Neural Radiance Fields (NeRFs) can be dramatically accelerated by spatial grid representations. However, they do not explicitly reason about scale and so introduce aliasing artifacts when reconstructing scenes captured at different camera distances. Mip-NeRF and its extensions propose scale-aware renderers that project volumetric frustums rather than point samples but such approaches rely on positional encodings that are not readily compatible with grid methods. We propose a simple modification to grid-based models by training model heads at different spatial grid resolutions. At render time, we simply use coarser grids to render samples that cover larger volumes.
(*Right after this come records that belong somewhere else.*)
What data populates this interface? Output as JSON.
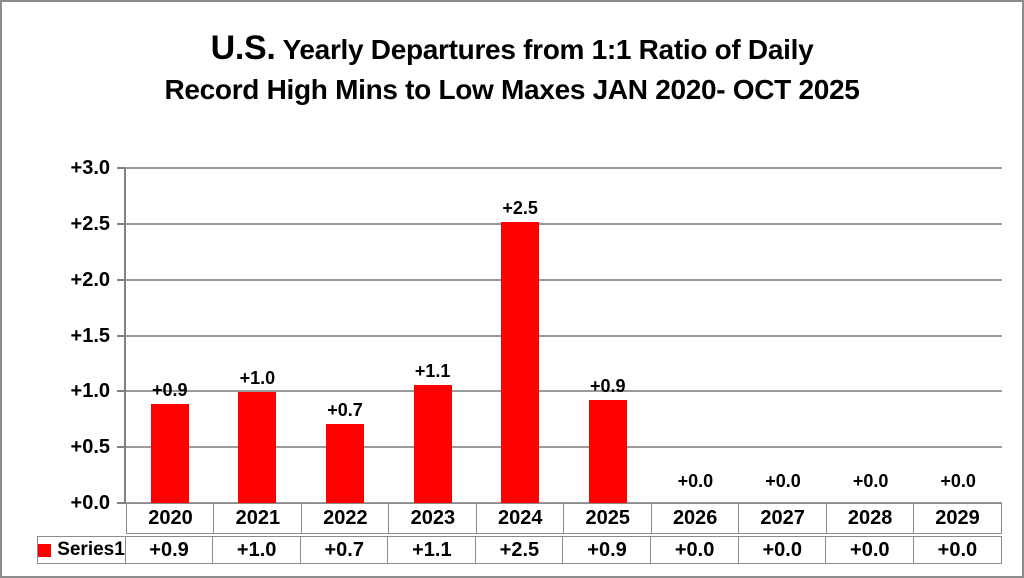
{
  "title": {
    "us_prefix": "U.S.",
    "line1_rest": " Yearly Departures from 1:1 Ratio of Daily",
    "line2": "Record High Mins to Low Maxes JAN 2020- OCT 2025"
  },
  "chart_data": {
    "type": "bar",
    "categories": [
      "2020",
      "2021",
      "2022",
      "2023",
      "2024",
      "2025",
      "2026",
      "2027",
      "2028",
      "2029"
    ],
    "series": [
      {
        "name": "Series1",
        "values": [
          0.9,
          1.0,
          0.7,
          1.1,
          2.5,
          0.9,
          0.0,
          0.0,
          0.0,
          0.0
        ],
        "bar_heights_estimate": [
          0.89,
          0.99,
          0.71,
          1.06,
          2.52,
          0.92,
          0,
          0,
          0,
          0
        ],
        "data_labels": [
          "+0.9",
          "+1.0",
          "+0.7",
          "+1.1",
          "+2.5",
          "+0.9",
          "+0.0",
          "+0.0",
          "+0.0",
          "+0.0"
        ],
        "color": "#ff0000"
      }
    ],
    "y_axis": {
      "tick_labels": [
        "+3.0",
        "+2.5",
        "+2.0",
        "+1.5",
        "+1.0",
        "+0.5",
        "+0.0"
      ],
      "range": [
        0,
        3
      ],
      "grid": true
    },
    "table_values": [
      "+0.9",
      "+1.0",
      "+0.7",
      "+1.1",
      "+2.5",
      "+0.9",
      "+0.0",
      "+0.0",
      "+0.0",
      "+0.0"
    ],
    "legend": {
      "label": "Series1",
      "position": "bottom-left"
    },
    "colors": {
      "bar": "#ff0000",
      "gridline": "#9a9a9a",
      "axis": "#808080",
      "table_border": "#8c8c8c",
      "text": "#000000",
      "background": "#ffffff"
    }
  }
}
Our method can be easily applied to existing accelerated NeRF methods and significantly improves rendering quality (reducing error rates by 20-90% across synthetic and unbounded real-world scenes) while incurring minimal performance overhead (as each model head is quick to evaluate). Compared to Mip-NeRF, we reduce error rates by 20% while training over 60x faster.

翻译：神经辐射场（NeRFs）可通过空间网格表示实现显著加速，但其未显式考虑尺度因素，因此在重建不同相机距离下捕捉的场景时会产生混叠伪影。Mip-NeRF及其扩展方法提出基于体积截锥体而非点采样的尺度感知渲染器，但此类方法依赖于与网格方法不兼容的位置编码。我们提出一种对网格模型的简单改进，即在不同的空间网格分辨率下训练模型头。在渲染时，我们仅需使用更粗糙的网格来对覆盖更大体积的样本进行渲染。该方法可轻松应用于现有加速NeRF方法，在带来极小性能开销（每个模型头可快速评估）的同时显著提升渲染质量（在合成场景与无界真实场景中错误率降低20%-90%）。与Mip-NeRF相比，我们在训练速度快60倍以上的基础上将错误率降低了20%。